Solution with hint from stroller. Let $f(N)$ denote the answer for this problem when $16$ is replaced by $2N$ and $8$ by $N$. Let $\mathcal{C}$ be the set of points in the convex hull of the full set of points. Let $C$ be some point in $\mathcal{C}$. Enumerate the points besides $C$ as $D_1,\dots , D_{2N-1}$ clockwise. Remark that if $C$ is connected to $D_1$, then there are at least $f(N-1)$ possibilities. Observing similar results yields that \[f(N) \ge \sum_{i=1}^{N-1} f(i)\cdot f(N-1-i).\]But this is the Catalan recursion; as $f(0)=f(1) = 1$, we must get that $f(N) \ge c_{N+1}$ for all $N$ where $c_N$ is the $N$-th Catalan Number. It is well-known that $\chi (\mathcal{S})$ when $\mathcal{S}$ is its own convex hull is $c_{N+1}$, hence the minimum of $c_{N+1}$ is attainable and \[\min_{\mathcal{S}}\chi (\mathcal{S}) = c_9 = \fbox{1430}.\]

Wrong

The answer is $1430$. Denote the answer for $2n$ points as $C_n$. Let $A$ be any point on the convex hull; consider the points $X$ such that line $AX$ splits the plane into two regions each containing an even number of points. Then summing across all choices of $X$ shows that $$C_n \ge C_0C_{n-1}+C_1C_{n-2}+ \cdots + C_{n-1}C_0.$$This is an equality when the points form a convex $2n$-gon. Computation of the recursion is left to the reader.

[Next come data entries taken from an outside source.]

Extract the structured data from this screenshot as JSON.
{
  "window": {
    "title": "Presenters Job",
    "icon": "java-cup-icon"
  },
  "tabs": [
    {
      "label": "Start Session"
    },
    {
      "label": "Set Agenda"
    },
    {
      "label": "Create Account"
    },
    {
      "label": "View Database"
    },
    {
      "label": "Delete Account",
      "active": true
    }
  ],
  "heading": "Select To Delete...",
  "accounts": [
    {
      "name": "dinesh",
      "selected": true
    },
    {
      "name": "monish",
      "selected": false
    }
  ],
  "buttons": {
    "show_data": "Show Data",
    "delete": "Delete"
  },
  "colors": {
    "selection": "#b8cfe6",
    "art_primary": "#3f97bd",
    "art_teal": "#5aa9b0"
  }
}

The answer is $1430$. Indeed, suppose there answer is $a_n$ when $16$ is replaced by $2n$. Obvioulsy $a_0=a_1=1$. We now show that $$a_n\geq\sum_{i=0}^na_ia_{n-i-1} \hspace{20pt}(1)$$Indeed, pick angle $\angle ABC$ on the convex hull of $S$. Suppose when the ray $BA$ is rotating to $BC$ it intersect the points in the order $A=V_0,V_1,...,V_{2n-1}=C$. Now we show that the number of ways where $B$ is connected with $V_{2i}$ connected is at least the right hand side of $(1)$. Indeed, the line $BV_{2i}$ will divide the remaining points into two groups of $2i$ and $2n-2-2i$ points, hence we can connect the remaining points by $a_ia_{n-i-1}$, summing over $i$ yields the result. Now, notice that if the points in $S$ formed a convex polygon, then $B$ can only connect to $V_{2i}$. Since suppose $B$ is connected to $V_i$, then $V_a$ where $a<i$ cannot connect to $V_b$ where $b>i$. Therefore, $i$ must be even. Moreover, when $V_i$ is even there are exactly $a_{2i}a_{n-i-1}$ ways, summing through $i$ yields the result. Now a easy computation show that $a_8=1430$.

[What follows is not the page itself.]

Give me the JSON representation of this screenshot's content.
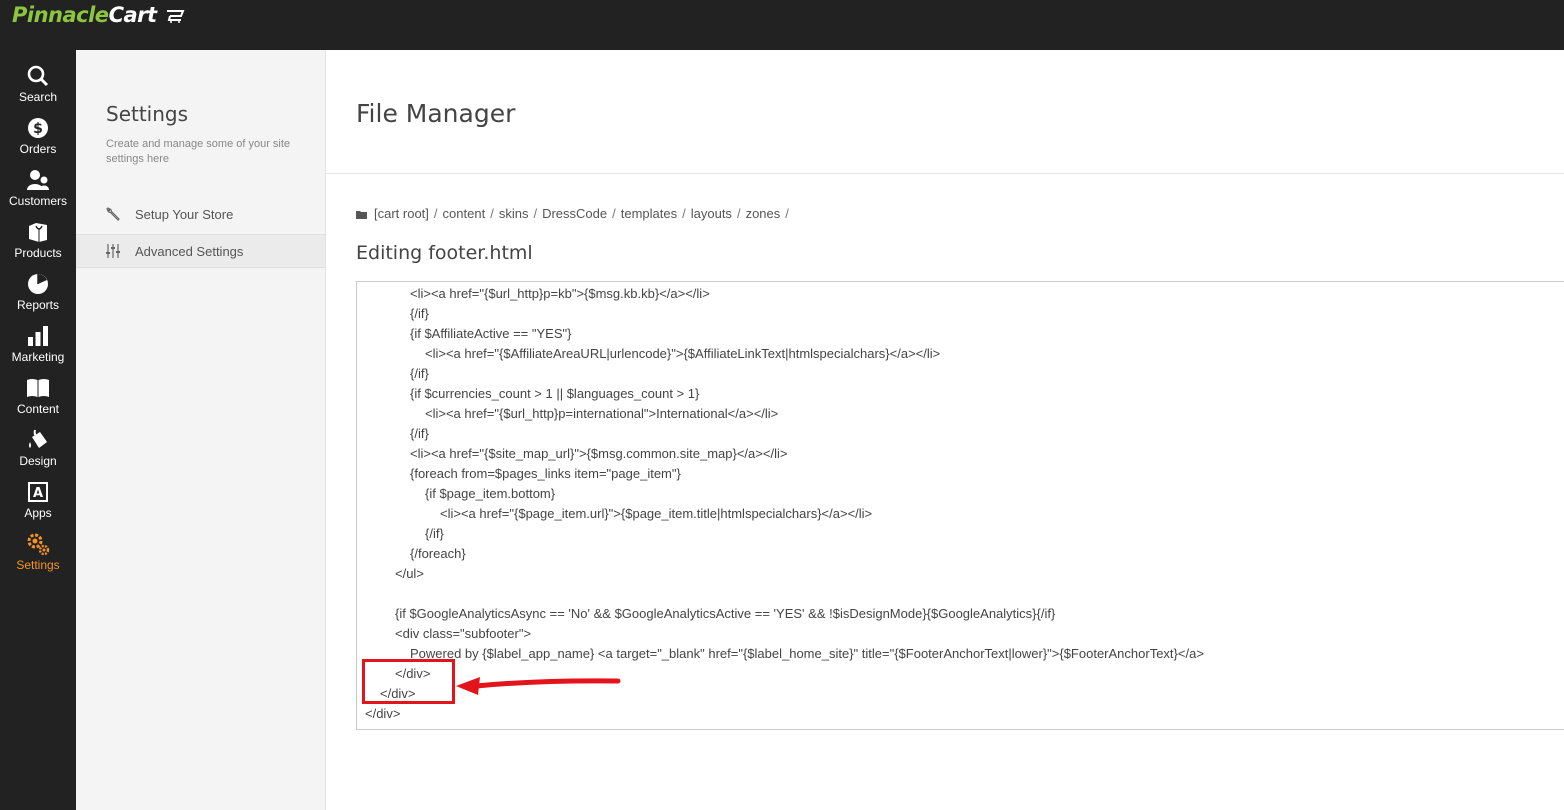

Feedback would be greatly appreciated, thanks!

Lemma : $\sum C_{n-1-k}C_k = C_n$ Claim 1: $\chi(\mathcal S)\ge C_n=\sum_{k=0}^{n-1} \chi{(k)} \chi{(n-1-k)}$ Proof: Let $X$ be a point on convex hull formed, $Y$ be a point incident to $X$, then they divide into $k$ and $n-1-k$ points, the result follows. Hence the answer is $C_8 =1430$

Replacing $16$ with $2n$, we will show that the answer is the $n$th Catalan number $C_n$. We will argue inductively to show the bound. In particular, fix some point $A$ and consider any segment $\overline{AB}$ that we choose. The segment $\overline{AB}$ splits the set of points into two sets of cardinality $k$ and $2n-2-k$. Evidently, for $k$ even, it is possible to construct two such sets for each of the sets, yielding at least $C_{k/2} C_{n-1-k/2}$ ways to construct the segments. In particular, equality occurs when $\mathcal S$ is a regular $2n$-gon.

Let $f(n)$ be the answer for $2n$ points. Pick a point $X$ on the convex hull. Order the points based on the angle the segment from that point to $X$ makes. When $X$ is connected to the $2i+1$th point, the line splits the points into two groups of sizes $2i$ and $2n-2-2i$, which gives at least $f(i)f(n-1-i)$ possibilities. Therefore, $f(n)\geq\sum_{i=0}^{n-1}f(i)f(n-1-i)$, so $f(n)$ is at least the $n$th Catalan number. Equality holds when the points form a convex polygon. When $n=8$, this means $f(n)=\boxed{1430}$.